THEY CARRIED HIM DOWN TO THE BOATS.
If his men had been the seasoned buccaneers of his later raids he would probably have taken it altogether, but they unhappily found in the Governor’s house a stack of silver bars twelve feet high, ten feet broad, and seventy feet long. This was a little too much for the nerves of the Devon boys, but Drake would not let them touch it, since the town was not yet theirs. Then a fearful rain-storm came on just about dawn and put out their matches and ruined their bow-strings, and then a terrible misfortune happened. Drake had been severely wounded in the leg, but he had concealed his hurt until the supreme moment came, and then, as he was leading his handful of heroes to the last attack, he went down with his boot full of blood. Something very like a panic now took his men, not for their own sakes but for his. In vain he stormed at them, and cried angrily:
“I have brought you to the door of the Treasure-house of the World! Will ye be fools enough to go away empty?”
“Your life is more precious to us and England than all the gold of the Indies!” they replied, and so by kindly force they carried him down to the boats and rowed away, having accomplished perhaps the most splendid failure in history.
The fame of this exploit instantly echoed through the whole Spanish Main and thence across the Atlantic to Europe. A few days later he avenged his failure at Nombre de Dios by cutting a big ship out from under the guns of Cartagena. Then he vanished, leaving no other trace behind him than the poor little abandoned Swan. For the next few months nothing was seen of him, though his hand was felt far and wide along the coast. Spanish store-ships disappeared, dispatch boats were intercepted, and coast-towns were raided with bewildering rapidity and effectiveness.
But all this time the deadly tropical fever was playing havoc with his little handful of men. His brother John died of it, and man after man was struck down till at last, out of the seventy-three who had sailed with him from Plymouth, he could only muster eighteen fighting men when he at length started to plunder the mule-train from Panama.
On the fourth day of the journey a very memorable thing happened, for that noon he reached the top of the dividing ridge of the Isthmus, and lo! there before him, only a few miles away, lay the smooth, shining expanse of the Pacific Ocean, that long-hidden, jealously-guarded sea on which his were the first English eyes that had ever gazed.

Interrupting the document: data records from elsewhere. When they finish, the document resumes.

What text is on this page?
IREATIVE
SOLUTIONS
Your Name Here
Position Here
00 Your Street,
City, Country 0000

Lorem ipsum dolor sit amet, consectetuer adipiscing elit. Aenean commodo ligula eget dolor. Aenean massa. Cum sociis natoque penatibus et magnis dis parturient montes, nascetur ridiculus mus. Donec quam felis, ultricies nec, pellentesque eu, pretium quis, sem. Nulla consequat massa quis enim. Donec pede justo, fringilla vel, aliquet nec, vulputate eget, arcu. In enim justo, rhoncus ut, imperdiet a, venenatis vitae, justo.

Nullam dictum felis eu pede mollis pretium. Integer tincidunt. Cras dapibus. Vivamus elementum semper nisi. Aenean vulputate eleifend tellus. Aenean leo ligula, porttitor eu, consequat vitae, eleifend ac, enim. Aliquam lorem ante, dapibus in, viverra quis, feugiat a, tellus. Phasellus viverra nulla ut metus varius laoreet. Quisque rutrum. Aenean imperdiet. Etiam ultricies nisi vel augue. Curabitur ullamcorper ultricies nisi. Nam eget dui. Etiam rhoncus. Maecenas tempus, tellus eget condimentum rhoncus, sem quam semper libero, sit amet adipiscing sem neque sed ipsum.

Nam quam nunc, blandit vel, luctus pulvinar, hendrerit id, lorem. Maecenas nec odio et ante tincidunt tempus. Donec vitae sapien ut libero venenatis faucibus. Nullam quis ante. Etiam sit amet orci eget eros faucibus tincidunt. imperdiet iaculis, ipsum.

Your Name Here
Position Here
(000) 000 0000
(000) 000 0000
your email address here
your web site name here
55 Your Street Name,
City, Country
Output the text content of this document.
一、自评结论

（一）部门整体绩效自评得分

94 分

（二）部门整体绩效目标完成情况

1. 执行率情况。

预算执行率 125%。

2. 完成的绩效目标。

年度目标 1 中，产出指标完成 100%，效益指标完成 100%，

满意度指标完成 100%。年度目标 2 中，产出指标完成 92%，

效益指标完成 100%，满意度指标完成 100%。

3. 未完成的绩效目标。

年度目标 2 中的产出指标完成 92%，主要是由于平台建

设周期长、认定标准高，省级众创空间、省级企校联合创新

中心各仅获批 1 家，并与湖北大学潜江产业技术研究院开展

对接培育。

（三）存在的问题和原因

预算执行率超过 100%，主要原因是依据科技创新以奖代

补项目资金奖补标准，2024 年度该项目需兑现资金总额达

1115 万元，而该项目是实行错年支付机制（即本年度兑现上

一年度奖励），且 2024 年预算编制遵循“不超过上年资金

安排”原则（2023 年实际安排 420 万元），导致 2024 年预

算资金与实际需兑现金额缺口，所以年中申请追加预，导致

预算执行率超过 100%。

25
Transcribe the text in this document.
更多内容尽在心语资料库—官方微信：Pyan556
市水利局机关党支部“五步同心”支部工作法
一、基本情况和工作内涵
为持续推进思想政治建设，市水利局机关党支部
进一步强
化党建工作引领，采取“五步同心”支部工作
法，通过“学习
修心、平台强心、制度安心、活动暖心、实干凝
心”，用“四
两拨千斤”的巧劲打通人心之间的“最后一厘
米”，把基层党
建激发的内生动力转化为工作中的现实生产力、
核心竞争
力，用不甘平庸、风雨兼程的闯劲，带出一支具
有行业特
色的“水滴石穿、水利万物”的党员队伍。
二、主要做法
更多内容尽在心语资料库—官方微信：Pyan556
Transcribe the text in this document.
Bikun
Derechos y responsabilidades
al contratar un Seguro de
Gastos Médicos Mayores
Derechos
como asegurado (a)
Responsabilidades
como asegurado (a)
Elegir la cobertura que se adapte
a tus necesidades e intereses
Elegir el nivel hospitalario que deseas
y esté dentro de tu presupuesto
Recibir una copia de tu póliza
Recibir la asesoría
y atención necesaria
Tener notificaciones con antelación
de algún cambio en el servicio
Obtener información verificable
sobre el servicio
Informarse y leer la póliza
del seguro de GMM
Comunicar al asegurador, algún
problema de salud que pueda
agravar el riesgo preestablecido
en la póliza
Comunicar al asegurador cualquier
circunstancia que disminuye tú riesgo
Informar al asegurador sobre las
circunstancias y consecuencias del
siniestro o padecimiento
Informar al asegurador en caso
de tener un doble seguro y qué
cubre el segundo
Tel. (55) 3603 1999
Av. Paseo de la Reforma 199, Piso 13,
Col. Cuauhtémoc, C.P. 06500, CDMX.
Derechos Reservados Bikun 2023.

He did just what such a man would have done in such circumstances. He fell on his knees and, raising his hands to heaven, cried aloud:
“Almighty God, of Thy goodness, give me life and leave once to sail an English ship on yonder sea!”
Years afterwards the prayer was granted, and not only did he sail on the Golden Sea, but crossed it while he was making the first voyage that an Englishman ever made round the world.